Is there a way to pass my types from the sequelize model to the typescript?

My model code:

import { Table, Column, Model, DataType } from 'sequelize-typescript';

@Table
export class User extends Model {
    @Column({ type: DataType.UUID, defaultValue: DataType.UUIDV4 })
    userId!: string;

    @Column({ allowNull: false })
    username!: string;

    @Column({ allowNull: false, unique: true })
    email!: string;

    @Column({ defaultValue: false })
    confirmed!: boolean;

    @Column({ allowNull: false })
    password!: string;

    @Column({ defaultValue: false })
    isAdmin!: boolean;
}

Code in my route with instance fields of model, they all have type any:

const { userId, username, email, confirmed, password, isAdmin } = req.body;

Answer 1

Yes, you can use the User class as a type for req.body .

const { 
  userId, 
  username, 
  email, 
  confirmed, 
  password, 
  isAdmin
} = req.body as User

Playground

---

You should be a bit careful with the User type, as it includes a lot of extra functions like $count() or $create() . You should exclude them from the type when using it to type user input.

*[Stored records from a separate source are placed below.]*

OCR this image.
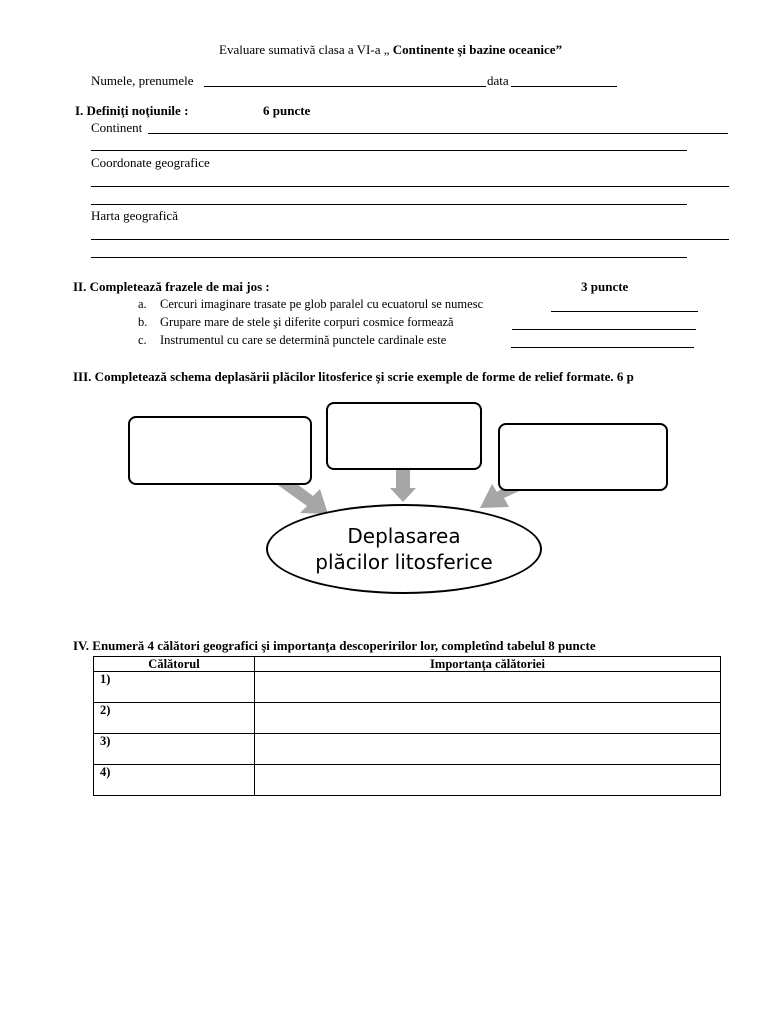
Evaluare sumativă clasa a VI-a „ Continente şi bazine oceanice”
Numele, prenumele	data
I. Definiţi noţiunile :	6 puncte
Continent
Coordonate geografice
Harta geografică
II. Completează frazele de mai jos :	3 puncte
a. Cercuri imaginare trasate pe glob paralel cu ecuatorul se numesc
b. Grupare mare de stele şi diferite corpuri cosmice formează
c. Instrumentul cu care se determină punctele cardinale este
III. Completează schema deplasării plăcilor litosferice şi scrie exemple de forme de relief formate. 6 p
Deplasarea
plăcilor litosferice
IV. Enumeră 4 călători geografici şi importanţa descoperirilor lor, completînd tabelul 8 puncte
Călătorul	Importanţa călătoriei
1)	
2)	
3)	
4)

type NonFunctionPropertyNames<T> = { [K in keyof T]: T[K] extends Function ? never : K }[keyof T];
type NonFunctionProperties<T> = Pick<T, NonFunctionPropertyNames<T>>

const { 
  userId, 
  username, 
  email, 
  confirmed, 
  password, 
  isAdmin
} = req.body as NonFunctionProperties<User>

Playground

---

If you only want the properties you defined inside the User class without any inherited properties from Model , use this:

type WithoutModel<T> = Omit<T, keyof Model>

const { 
  userId, 
  username, 
  email, 
  confirmed, 
  password, 
  isAdmin
} = req.body as WithoutModel<User>

Playground

Answer 2

Sequelize provides a Utility Type Attributes<M extends Model> for this, if I am reading your question correctly. https://sequelize.org/docs/v6/other-topics/typescript/